Keio University scientists have achieved a significant breakthrough by successfully generating human adult hepatocyte organoids exhibiting mature metabolic functions. These 3D liver cell cultures demonstrate complex liver activities, marking a substantial advancement in liver disease research. These organoids effectively replicate the intricate biology of the liver outside the human body.
The research team, led by Ryo Igarashi and Mayumi Oda, utilized cryopreserved adult human hepatocytes and discovered that treatment with oncostatin M, a cytokine involved in inflammatory signaling pathways, triggered a million-fold expansion in organoid numbers. This finding addresses previous limitations in cell growth observed in laboratory settings, where hepatocytes often transformed into cholangiocyte-like cells with limited functional lifespans.

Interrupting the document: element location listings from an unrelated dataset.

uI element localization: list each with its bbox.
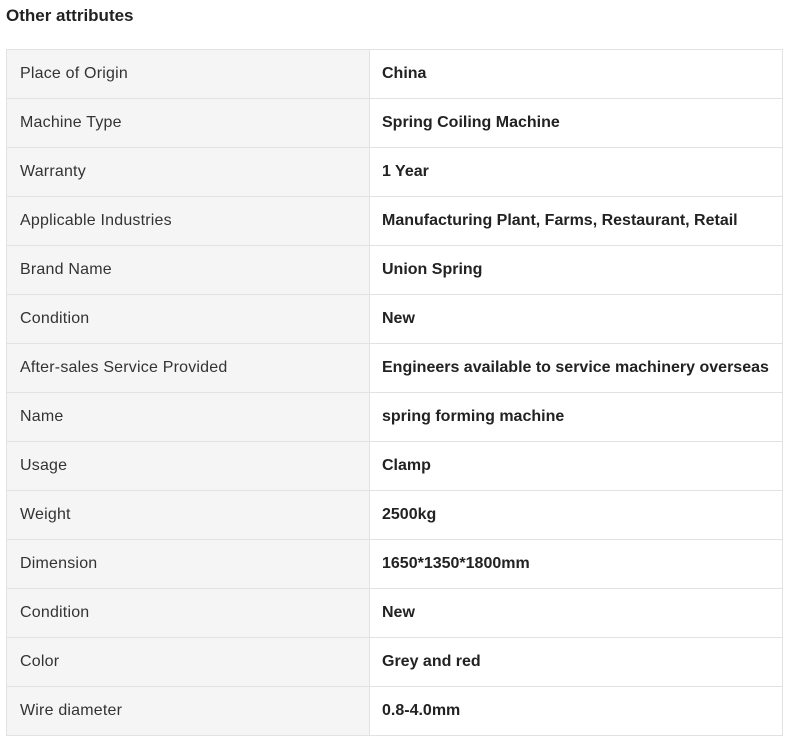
attributes-table	[6, 49, 783, 736]
attribute-key: Usage	[7, 442, 370, 491]
attribute-value: Union Spring	[370, 246, 783, 295]
attribute-value: China	[370, 50, 783, 99]
attribute-key: Applicable Industries	[7, 197, 370, 246]
attribute-key: Wire diameter	[7, 687, 370, 736]
attribute-key: Condition	[7, 295, 370, 344]
attribute-key: Weight	[7, 491, 370, 540]
attribute-key: Machine Type	[7, 99, 370, 148]
attribute-key: After-sales Service Provided	[7, 344, 370, 393]
attribute-value: 1650*1350*1800mm	[370, 540, 783, 589]
attribute-key: Brand Name	[7, 246, 370, 295]
attribute-key: Name	[7, 393, 370, 442]
attribute-key: Condition	[7, 589, 370, 638]
attributes-table-body	[7, 50, 783, 736]
attribute-row	[7, 148, 783, 197]
attribute-row	[7, 540, 783, 589]
attribute-value: Clamp	[370, 442, 783, 491]
attribute-row	[7, 638, 783, 687]
attribute-value: Manufacturing Plant, Farms, Restaurant, Retail	[370, 197, 783, 246]
attribute-row	[7, 442, 783, 491]
attribute-value: spring forming machine	[370, 393, 783, 442]
attribute-row	[7, 687, 783, 736]
attribute-value: 1 Year	[370, 148, 783, 197]
attribute-row	[7, 393, 783, 442]
attribute-row	[7, 246, 783, 295]
attribute-value: Grey and red	[370, 638, 783, 687]
attribute-row	[7, 99, 783, 148]
attribute-value: New	[370, 589, 783, 638]
attribute-row	[7, 344, 783, 393]
attribute-row	[7, 50, 783, 99]
attribute-key: Warranty	[7, 148, 370, 197]
attribute-value: 2500kg	[370, 491, 783, 540]
attribute-row	[7, 197, 783, 246]
attribute-key: Color	[7, 638, 370, 687]
attribute-value: New	[370, 295, 783, 344]
attribute-row	[7, 295, 783, 344]
attribute-row	[7, 589, 783, 638]
attribute-value: Engineers available to service machinery overseas	[370, 344, 783, 393]
attribute-key: Place of Origin	[7, 50, 370, 99]
attribute-value: 0.8-4.0mm	[370, 687, 783, 736]
section-title: Other attributes	[6, 6, 134, 25]
attribute-value: Spring Coiling Machine	[370, 99, 783, 148]
attribute-row	[7, 491, 783, 540]
attribute-key: Dimension	[7, 540, 370, 589]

These hepatocyte organoids maintained viability for over three months, with some surviving up to six months. Post-differentiation, the organoids expressed key liver functions, including the synthesis of glucose, urea, cholesterol, and bile acid. Moreover, they formed bile canaliculi-like networks, mimicking the liver's native architecture. When transplanted into immunocompromised mice with impaired liver function, the organoids successfully engrafted, replacing lost liver cells and restoring fundamental liver functionalities. This development addresses the critical scarcity of donor organs in liver transplantation.
These organoids hold great promise for pharmaceutical research and disease modeling, providing a renewable and consistent source of metabolically active human liver cells. The team also replicated pathological states, such as ornithine transcarbamylase (OTC) deficiency, using gene-editing techniques, further expanding the potential applications of this innovative technology.